He was one of the most consistently successful managers in Australia post-GFC, virtually year in year out some clear outperformance over the index and fees.
A decade worth of work was destroyed over poor decisions in trying to time the market (perhaps the most juvenile, noob error a manager or even retail investor can possibly make) in terms of cash allocation and the bizarre purchase of Chinese stocks for no discernible reason. There's more to it than this, but 18 months with an underperformance of -5/6% wouldn't be a company killer like what has potentially occurred here.
Unless you're a psychopath I think its extremely difficult to look at what has happened here as not being incredibly sad, particularly for Hamish even if its his fault. Whether or not people want to admit it the company was a serious success story for an extended period of time, it was rare for Hamish to be proven so heavily off base for more than a year or two.
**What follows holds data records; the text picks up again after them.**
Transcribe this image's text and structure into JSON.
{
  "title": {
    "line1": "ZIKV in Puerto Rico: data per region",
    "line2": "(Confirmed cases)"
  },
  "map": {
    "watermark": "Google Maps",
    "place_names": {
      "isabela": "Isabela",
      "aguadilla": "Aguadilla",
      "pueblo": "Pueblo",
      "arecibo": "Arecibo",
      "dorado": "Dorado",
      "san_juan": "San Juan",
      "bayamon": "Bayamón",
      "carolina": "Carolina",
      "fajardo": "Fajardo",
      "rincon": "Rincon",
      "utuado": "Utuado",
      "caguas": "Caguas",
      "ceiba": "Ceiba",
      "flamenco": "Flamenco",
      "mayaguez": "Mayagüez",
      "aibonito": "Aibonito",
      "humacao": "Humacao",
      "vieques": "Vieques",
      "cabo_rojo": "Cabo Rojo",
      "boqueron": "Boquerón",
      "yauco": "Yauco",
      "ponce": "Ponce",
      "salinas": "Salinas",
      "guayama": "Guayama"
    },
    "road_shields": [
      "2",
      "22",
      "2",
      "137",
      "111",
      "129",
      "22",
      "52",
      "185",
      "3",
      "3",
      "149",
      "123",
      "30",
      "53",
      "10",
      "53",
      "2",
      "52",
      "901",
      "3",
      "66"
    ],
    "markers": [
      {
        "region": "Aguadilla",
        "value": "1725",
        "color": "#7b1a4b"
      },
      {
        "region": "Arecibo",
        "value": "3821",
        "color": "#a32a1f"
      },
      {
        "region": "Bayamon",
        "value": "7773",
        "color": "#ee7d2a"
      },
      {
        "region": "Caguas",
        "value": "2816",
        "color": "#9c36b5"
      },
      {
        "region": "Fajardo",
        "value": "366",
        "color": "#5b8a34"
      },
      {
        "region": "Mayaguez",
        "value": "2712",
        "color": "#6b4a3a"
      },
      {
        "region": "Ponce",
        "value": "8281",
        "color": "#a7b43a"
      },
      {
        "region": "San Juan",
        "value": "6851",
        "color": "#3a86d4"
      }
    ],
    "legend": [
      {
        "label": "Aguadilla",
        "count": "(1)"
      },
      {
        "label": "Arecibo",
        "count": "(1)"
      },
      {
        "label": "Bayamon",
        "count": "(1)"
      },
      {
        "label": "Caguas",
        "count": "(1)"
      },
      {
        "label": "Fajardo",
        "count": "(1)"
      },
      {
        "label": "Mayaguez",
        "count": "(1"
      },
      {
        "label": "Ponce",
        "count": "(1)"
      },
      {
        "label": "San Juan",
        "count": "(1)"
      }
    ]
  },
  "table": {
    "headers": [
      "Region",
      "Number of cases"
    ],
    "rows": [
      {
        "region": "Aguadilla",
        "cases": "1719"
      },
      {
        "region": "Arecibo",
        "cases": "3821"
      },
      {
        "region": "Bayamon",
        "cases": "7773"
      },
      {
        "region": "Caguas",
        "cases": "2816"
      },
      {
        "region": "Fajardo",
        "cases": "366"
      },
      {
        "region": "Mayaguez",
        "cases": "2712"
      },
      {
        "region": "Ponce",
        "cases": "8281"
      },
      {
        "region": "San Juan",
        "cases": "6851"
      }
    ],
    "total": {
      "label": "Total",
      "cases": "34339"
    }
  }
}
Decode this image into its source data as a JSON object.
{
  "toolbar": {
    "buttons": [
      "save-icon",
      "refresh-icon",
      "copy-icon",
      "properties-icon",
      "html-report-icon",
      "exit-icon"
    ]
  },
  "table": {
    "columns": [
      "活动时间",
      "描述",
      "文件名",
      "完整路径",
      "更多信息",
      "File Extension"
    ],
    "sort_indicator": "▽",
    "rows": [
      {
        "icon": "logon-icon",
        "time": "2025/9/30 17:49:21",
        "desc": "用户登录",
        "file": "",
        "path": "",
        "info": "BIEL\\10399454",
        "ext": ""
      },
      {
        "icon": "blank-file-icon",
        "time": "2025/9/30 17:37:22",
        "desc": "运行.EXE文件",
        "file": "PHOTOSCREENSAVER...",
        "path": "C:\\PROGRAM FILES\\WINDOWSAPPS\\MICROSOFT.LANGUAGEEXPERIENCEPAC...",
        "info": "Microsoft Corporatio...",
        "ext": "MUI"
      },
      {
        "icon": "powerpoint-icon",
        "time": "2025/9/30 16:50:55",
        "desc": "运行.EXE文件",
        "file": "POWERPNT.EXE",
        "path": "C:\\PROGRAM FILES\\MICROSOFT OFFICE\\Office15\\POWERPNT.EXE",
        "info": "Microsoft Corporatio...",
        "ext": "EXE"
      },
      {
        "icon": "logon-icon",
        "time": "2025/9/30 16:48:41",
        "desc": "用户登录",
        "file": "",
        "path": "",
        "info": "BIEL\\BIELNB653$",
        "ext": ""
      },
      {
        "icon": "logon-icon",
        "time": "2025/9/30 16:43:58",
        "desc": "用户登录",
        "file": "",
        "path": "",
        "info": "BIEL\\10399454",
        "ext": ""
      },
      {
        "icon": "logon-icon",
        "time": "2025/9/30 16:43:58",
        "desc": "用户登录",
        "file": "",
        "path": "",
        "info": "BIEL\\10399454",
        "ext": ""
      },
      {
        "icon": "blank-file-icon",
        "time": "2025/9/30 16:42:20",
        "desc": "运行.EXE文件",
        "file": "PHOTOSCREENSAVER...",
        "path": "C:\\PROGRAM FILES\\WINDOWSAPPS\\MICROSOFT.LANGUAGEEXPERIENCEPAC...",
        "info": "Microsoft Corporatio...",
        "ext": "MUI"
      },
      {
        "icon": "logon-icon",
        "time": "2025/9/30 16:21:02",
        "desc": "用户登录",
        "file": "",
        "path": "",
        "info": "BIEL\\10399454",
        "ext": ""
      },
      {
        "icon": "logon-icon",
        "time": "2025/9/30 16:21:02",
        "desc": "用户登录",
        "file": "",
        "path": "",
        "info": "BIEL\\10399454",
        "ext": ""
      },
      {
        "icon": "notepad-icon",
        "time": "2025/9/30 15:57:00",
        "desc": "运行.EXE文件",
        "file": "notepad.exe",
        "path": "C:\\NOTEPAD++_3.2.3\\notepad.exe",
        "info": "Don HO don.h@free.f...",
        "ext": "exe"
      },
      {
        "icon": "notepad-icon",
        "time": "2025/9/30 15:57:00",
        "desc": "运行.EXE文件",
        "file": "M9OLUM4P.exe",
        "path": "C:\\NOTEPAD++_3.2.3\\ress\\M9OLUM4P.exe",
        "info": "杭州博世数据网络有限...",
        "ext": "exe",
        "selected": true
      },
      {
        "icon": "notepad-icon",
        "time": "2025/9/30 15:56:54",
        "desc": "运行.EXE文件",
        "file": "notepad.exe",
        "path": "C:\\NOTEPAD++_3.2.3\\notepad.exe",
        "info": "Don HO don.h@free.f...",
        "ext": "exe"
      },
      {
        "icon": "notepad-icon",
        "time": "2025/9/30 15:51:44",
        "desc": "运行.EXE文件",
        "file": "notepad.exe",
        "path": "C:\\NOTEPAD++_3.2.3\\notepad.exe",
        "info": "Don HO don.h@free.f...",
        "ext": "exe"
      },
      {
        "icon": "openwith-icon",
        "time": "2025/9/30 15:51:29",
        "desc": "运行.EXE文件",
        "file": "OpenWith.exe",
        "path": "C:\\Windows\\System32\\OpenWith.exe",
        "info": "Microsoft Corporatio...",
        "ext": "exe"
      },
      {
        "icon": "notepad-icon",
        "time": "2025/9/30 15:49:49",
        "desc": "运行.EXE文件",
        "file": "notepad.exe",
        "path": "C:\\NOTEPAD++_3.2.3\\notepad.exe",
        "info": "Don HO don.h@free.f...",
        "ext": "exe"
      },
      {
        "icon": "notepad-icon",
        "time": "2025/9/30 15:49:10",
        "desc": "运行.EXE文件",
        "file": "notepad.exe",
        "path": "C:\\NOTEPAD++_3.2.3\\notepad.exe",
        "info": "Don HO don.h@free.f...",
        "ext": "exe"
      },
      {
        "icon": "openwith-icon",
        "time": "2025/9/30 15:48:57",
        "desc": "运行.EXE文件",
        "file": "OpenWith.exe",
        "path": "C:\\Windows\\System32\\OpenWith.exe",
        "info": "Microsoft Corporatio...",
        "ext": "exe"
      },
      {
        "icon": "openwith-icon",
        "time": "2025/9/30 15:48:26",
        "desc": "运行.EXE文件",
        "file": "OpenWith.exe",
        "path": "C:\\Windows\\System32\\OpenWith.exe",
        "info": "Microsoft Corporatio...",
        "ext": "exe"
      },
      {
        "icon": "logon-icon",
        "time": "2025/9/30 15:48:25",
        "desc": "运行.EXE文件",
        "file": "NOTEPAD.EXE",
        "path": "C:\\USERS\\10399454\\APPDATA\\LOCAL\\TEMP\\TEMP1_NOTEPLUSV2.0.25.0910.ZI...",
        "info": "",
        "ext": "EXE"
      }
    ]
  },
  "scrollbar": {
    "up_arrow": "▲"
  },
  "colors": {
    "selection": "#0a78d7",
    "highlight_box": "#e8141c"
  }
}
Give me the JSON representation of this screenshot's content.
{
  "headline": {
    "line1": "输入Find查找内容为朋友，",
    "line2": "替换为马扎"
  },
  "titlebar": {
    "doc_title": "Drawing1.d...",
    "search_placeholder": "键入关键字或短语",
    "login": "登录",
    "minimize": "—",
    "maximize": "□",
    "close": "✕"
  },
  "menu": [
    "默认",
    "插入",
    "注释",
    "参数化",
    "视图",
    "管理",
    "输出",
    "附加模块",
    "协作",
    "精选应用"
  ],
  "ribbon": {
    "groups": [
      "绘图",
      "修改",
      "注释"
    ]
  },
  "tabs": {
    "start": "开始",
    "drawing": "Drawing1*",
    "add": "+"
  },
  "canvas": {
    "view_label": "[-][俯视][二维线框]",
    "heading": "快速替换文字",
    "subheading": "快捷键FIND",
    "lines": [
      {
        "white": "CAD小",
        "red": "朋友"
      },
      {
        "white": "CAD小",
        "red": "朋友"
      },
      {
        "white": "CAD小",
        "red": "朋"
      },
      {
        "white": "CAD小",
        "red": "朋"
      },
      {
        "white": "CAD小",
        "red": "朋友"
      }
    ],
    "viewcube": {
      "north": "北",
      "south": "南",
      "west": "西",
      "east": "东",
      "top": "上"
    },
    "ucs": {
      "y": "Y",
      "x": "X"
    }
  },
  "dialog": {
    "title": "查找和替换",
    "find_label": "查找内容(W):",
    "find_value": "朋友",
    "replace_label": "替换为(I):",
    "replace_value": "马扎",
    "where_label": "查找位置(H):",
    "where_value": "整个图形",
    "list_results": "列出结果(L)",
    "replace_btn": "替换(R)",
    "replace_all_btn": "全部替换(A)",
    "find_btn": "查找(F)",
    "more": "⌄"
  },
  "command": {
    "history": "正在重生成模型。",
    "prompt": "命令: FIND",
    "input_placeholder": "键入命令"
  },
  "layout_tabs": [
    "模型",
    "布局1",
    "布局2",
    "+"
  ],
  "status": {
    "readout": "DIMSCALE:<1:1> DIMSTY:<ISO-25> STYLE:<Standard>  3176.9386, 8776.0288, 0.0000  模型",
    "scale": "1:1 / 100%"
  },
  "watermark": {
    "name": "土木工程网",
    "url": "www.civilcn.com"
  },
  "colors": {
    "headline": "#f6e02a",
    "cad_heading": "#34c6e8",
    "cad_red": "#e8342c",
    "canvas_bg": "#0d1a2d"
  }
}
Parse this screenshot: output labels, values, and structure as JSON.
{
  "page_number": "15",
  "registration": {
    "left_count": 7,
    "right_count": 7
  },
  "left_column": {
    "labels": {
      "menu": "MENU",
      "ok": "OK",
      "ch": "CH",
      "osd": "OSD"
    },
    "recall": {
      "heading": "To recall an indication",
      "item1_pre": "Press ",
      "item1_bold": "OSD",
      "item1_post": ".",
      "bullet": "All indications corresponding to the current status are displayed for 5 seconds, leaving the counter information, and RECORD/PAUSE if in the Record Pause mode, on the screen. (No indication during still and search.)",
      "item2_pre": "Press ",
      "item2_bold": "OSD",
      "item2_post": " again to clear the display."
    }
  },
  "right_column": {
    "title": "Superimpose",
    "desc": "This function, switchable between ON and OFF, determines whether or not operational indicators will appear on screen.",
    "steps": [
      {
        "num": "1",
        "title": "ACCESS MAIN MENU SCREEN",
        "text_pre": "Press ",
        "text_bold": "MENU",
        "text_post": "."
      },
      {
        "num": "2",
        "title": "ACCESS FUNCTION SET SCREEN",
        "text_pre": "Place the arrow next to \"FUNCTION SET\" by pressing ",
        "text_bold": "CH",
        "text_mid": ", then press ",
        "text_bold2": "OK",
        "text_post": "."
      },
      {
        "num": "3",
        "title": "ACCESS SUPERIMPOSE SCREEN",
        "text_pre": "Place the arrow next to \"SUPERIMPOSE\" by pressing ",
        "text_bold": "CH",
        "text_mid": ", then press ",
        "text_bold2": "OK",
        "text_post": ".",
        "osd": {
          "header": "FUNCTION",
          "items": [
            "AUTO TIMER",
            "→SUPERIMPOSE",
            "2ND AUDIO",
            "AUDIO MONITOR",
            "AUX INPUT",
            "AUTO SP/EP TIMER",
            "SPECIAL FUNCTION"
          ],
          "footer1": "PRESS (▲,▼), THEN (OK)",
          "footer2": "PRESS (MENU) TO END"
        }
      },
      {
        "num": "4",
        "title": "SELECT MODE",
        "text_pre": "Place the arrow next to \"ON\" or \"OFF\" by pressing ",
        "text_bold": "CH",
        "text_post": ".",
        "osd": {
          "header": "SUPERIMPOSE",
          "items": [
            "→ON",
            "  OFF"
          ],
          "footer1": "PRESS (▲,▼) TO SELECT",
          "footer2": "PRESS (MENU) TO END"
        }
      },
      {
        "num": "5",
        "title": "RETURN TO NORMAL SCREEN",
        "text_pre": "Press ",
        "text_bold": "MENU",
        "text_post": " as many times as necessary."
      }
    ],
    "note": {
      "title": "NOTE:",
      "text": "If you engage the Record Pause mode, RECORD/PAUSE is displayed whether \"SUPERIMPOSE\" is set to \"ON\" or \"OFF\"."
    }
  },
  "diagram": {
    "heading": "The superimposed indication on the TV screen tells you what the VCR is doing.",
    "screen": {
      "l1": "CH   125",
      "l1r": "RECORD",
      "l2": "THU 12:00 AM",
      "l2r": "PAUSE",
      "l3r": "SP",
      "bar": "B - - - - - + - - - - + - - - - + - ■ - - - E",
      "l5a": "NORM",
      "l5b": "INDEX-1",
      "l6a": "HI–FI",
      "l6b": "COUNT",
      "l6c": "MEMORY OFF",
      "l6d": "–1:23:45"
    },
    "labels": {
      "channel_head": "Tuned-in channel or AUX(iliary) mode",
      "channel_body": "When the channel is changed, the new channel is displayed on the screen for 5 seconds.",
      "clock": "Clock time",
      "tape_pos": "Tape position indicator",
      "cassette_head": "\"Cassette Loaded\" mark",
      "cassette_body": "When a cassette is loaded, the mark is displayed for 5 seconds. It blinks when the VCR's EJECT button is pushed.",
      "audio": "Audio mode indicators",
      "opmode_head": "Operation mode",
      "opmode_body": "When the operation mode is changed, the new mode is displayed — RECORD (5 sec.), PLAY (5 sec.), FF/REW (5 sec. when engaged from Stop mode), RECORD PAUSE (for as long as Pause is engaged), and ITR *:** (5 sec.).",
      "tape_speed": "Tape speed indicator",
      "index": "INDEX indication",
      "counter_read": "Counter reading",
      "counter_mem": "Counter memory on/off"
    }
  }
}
He's always flirted with the neighsayers from AFR and for years and years proved them to be wrong.
Now he destroyed through one or two decisions (arguably one) in a single year a decade + track record, decimated his own net worth, the value of his company and destroyed shareholder capital for many people who were long term holders and believers. No one especially someone as successful as Hamish wants this to happen or suspects this can happen.
I personally found myself consistently agreeing with Hamish on Macro and stock based calls for years and years, but did find that increasingly over the past 18 months Hamish's views became unaligned with reality and he had trouble deciding whether to dig in the heels or admit failure, his calls were very much becoming a product of emotion and grappling with mistakes that can't be undone (massive cash allocation) and anyone in that position would find it traumatic.
You don't have to feel sorry for him over what are legitimately idiotic and rookie mistakes, but you should in terms of the broader picture. He should have been better than this, he had the track record to not f3ck up this hard. Just the nature of active fund management even a single bad year or set of mistakes can cost an entire businesses existence.